SEC Wants To Access Emails Without Warrants

Last week, after years of delays and false starts, the House of Representatives unanimously passed a bill that would require law enforcement officials to obtain warrants before accessing all emails and documents stored in the cloud.

The Electronic Communications Privacy Act currently requires law enforcement authorities to get a search warrant before accessing material that is less than six months old, but not emails that are older. For those, the authorities only need a subpoena.

That's important because subpoenas are far easier to obtain than search warrants. Officials typically can get subpoena by showing that an email account might contain information that is “relevant” to an investigation -- a relatively lax standard. But search warrants can only be obtained if a judge thinks there is probable cause to believe that the material sought will yield evidence of a crime.

The digital rights group Electronic Frontier Foundation supports the new email privacy bill, but points out that it would be stronger if it also required the government to notify people when it sought warrants for their messages.

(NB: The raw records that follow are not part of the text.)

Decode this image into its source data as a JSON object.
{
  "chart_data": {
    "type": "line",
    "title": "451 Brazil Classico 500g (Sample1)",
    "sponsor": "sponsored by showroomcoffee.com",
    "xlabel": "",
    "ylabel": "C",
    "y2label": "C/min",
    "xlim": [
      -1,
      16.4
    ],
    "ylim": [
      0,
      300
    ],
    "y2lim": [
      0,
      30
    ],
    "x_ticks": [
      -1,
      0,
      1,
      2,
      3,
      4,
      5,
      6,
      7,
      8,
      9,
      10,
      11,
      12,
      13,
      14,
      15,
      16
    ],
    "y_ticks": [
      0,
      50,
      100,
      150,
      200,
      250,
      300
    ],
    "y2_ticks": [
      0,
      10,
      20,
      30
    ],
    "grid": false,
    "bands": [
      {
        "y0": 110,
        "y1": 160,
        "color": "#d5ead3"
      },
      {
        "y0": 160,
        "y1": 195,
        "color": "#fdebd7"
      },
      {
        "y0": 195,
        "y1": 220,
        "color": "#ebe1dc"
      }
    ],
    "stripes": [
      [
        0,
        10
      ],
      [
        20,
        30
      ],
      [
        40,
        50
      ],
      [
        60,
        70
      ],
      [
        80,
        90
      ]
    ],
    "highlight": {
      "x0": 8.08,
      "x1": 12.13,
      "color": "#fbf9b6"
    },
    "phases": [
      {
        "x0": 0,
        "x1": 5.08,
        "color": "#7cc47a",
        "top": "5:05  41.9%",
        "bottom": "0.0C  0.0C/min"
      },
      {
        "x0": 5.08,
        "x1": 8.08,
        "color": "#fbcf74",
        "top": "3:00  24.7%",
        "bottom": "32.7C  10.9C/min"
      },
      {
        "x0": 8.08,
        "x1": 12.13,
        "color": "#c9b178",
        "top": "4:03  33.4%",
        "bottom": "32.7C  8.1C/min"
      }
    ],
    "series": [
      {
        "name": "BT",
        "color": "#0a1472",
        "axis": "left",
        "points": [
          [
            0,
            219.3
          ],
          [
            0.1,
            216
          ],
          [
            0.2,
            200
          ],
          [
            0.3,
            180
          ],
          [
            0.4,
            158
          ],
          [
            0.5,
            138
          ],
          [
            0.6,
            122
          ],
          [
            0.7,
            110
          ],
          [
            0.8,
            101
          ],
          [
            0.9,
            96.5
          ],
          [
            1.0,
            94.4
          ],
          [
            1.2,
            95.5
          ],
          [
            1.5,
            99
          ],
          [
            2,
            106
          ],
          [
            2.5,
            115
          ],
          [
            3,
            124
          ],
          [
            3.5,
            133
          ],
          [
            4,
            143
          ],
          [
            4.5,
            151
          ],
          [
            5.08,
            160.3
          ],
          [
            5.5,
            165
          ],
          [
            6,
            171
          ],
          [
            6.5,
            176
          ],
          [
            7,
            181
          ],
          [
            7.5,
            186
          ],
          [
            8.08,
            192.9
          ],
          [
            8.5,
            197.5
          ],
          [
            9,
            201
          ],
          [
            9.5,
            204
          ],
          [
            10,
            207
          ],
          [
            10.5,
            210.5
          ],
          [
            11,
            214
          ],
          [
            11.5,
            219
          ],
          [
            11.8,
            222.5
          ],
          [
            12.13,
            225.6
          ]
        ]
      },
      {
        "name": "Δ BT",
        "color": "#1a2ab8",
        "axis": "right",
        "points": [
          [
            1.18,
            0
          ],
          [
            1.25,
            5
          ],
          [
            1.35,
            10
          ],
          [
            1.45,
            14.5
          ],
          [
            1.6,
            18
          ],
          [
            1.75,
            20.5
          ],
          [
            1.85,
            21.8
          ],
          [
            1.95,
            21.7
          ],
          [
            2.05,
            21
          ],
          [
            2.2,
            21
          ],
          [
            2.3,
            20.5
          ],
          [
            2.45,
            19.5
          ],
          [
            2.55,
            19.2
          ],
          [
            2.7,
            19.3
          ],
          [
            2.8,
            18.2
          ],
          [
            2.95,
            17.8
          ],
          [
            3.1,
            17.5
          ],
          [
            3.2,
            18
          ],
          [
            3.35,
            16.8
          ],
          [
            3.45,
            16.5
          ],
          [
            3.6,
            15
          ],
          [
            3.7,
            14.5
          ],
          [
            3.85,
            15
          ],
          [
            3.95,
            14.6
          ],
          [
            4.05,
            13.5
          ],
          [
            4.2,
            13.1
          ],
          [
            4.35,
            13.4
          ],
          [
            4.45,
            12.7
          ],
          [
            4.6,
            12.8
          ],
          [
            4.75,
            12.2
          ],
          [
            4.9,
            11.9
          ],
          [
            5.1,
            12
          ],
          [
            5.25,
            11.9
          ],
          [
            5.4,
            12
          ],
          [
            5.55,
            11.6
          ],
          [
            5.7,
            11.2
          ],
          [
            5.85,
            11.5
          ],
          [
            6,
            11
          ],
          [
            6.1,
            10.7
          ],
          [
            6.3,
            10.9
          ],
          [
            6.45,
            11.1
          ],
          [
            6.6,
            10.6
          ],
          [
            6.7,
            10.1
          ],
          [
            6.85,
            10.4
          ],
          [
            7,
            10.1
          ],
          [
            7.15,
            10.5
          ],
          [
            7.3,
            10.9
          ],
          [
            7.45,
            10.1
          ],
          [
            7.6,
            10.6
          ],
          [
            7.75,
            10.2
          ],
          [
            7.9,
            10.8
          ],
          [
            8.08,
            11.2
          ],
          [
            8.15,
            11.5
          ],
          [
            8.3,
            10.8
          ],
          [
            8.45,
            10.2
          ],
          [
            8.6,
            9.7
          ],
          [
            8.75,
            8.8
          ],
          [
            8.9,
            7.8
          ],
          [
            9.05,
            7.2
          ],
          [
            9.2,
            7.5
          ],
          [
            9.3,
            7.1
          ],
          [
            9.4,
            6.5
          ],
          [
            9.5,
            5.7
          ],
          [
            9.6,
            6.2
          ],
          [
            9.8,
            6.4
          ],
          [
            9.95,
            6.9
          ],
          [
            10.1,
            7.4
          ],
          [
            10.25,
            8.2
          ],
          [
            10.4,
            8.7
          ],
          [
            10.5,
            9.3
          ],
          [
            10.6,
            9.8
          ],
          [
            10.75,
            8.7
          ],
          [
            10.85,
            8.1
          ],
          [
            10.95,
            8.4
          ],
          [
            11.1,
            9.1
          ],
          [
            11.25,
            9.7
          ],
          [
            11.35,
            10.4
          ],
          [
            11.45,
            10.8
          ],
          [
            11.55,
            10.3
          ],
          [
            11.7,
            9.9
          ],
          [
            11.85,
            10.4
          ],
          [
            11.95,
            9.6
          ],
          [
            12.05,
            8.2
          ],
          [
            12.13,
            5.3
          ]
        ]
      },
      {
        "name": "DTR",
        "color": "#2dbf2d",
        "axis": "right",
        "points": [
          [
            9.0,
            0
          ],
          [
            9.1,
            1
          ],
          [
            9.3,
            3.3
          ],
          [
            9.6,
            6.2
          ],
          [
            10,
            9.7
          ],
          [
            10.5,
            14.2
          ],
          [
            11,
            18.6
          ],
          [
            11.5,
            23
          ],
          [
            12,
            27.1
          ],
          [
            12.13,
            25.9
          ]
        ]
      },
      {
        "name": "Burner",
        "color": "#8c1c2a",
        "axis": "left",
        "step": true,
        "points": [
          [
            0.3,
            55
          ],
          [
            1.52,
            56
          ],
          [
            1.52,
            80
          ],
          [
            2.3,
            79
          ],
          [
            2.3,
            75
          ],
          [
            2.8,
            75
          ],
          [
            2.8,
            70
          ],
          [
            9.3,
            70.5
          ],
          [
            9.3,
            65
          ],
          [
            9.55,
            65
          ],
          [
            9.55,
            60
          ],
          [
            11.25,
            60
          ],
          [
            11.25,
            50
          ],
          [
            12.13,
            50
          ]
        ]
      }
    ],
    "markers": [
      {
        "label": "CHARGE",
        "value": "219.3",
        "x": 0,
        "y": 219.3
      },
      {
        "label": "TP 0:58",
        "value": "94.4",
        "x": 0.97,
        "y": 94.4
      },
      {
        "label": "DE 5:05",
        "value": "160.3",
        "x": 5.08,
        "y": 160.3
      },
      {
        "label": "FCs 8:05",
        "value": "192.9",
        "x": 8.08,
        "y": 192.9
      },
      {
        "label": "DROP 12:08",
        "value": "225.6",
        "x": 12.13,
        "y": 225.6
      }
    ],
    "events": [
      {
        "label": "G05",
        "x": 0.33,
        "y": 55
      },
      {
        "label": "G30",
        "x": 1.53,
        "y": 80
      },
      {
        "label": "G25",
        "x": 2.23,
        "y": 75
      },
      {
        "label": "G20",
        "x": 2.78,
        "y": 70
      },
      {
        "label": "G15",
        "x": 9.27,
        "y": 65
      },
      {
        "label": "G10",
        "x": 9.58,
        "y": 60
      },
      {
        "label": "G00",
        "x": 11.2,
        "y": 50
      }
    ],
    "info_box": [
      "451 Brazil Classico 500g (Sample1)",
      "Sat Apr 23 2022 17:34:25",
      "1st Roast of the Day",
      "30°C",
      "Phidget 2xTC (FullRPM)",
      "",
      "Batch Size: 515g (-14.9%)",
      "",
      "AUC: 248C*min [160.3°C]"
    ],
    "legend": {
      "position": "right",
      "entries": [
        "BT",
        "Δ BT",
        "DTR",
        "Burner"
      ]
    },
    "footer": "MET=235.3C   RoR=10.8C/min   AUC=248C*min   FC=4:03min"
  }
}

Not surprisingly, some government officials are pushing back against the bill. The Securities and Exchange Commission reportedly says that obtaining warrants for emails will make it harder to investigate. The agency wants the bill to contain an exception for civil law enforcement agencies, Politico writes today.

It's worth noting, however, that the measure wouldn't make it impossible for the SEC or other agencies to gather evidence; the House bill only requires them to show they have grounds for a search warrant.

Digital rights advocates, along with Web companies that host digital files, have long pushed to revise the current electronic privacy law. They rightly say that differentiating between documents based on how long they have been stored doesn't make sense today, given that companies like Google now allow people to keep old files in the cloud indefinitely.

The trade group Direct Marketing Association agrees, arguing that grounds that protecting emails from government surveillance will help preserve the so-called “data-driven economy.”

While debate about the issue has been percolating, at least one federal court has ruled that ECPA is unconstitutional. In that case, the the 6th Circuit Court of Appeals ruled in 2010 that the Fourth Amendment requires law enforcement authorities to obtain search warrants to access people's emails.